2) We do an all-AMPs RETRIEVE step from Spool 3 (Last Use) by
way of an all-rows scan into Spool 9 (all_amps), which is
duplicated on all AMPs. The result spool file will not be
cached in memory. The size of Spool 9 is estimated with high
confidence to be 226,080 rows (391,796,640 bytes). The
estimated time for this step is 1.05 seconds.
6) We do an all-AMPs JOIN step from Spool 8 (Last Use) by way of a
RowHash match scan, which is joined to Spool 2 (Last Use) by way
of a RowHash match scan. Spool 8 and Spool 2 are joined using a
merge join, with a join condition of ("DLOF_ID_NO = DLOF_ID_NO_RU").
The result goes into Spool 1 (group_amps), which is built locally
on the AMPs. The result spool file will not be cached in memory.

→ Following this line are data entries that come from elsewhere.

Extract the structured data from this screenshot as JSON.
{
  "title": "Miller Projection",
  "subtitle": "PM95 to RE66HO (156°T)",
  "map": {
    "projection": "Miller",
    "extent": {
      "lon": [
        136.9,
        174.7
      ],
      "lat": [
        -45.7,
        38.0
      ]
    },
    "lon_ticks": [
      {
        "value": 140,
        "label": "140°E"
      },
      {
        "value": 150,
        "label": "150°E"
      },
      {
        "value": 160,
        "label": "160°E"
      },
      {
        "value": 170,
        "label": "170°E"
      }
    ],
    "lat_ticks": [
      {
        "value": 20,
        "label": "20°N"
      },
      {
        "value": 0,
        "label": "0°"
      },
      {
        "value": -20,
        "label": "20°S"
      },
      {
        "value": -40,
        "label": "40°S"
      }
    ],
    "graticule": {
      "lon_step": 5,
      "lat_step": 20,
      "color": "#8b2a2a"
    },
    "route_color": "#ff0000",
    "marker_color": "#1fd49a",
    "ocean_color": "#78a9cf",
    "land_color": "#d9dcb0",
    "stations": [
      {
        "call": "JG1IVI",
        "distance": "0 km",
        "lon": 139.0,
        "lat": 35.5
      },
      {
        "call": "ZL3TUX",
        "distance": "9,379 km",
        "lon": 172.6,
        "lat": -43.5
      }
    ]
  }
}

The size of Spool 1 is estimated with low confidence to be 2,121
rows (11,491,578 bytes). The estimated time for this step is 0.03
seconds.
7) We do an all-AMPs JOIN step from Spool 6 (Last Use) by way of an
all-rows scan, which is joined to Spool 9 (Last Use) by way of an
all-rows scan. Spool 6 and Spool 9 are joined using a single
partition hash join, with a join condition of ("DLOF_ID_NO =
DLOF_ID_NO_RU"). The result goes into Spool 1 (group_amps), which
is built locally on the AMPs. The result spool file will not be
cached in memory. The size of Spool 1 is estimated with low
confidence to be 9,243,161 rows (50,079,446,298 bytes). The
estimated time for this step is 0.60 seconds.
8) We do an all-AMPs JOIN step from Spool 4 (Last Use) by way of an
all-rows scan, which is joined to Spool 7 (Last Use) by way of an
all-rows scan. Spool 4 and Spool 7 are joined using a hash join
of 2 partitions, with a join condition of ("DLOF_ID_NO =
DLOF_ID_NO_RU"). The result goes into Spool 1 (group_amps), which
is built locally on the AMPs. The result spool file will not be
cached in memory. The size of Spool 1 is estimated with low
confidence to be 731,525 rows (3,963,402,450 bytes). The
estimated time for this step is 0.96 seconds.
9) Finally, we send out an END TRANSACTION step to all AMPs involved
in processing the request.
-> The contents of Spool 1 are sent back to the user as the result of
statement 1. The total estimated time is 6.84 seconds.
600,000K you mean 600M, right? ;) That's not that little.
First. The columns used in JOIN should be indexed. (Looks like you've done it)
2. Add WHERE condition to choose specific values you need
3. Add LIMIT to limit the SELECT result
And finally, use EXPLAIN SELECT ... to understand the issue.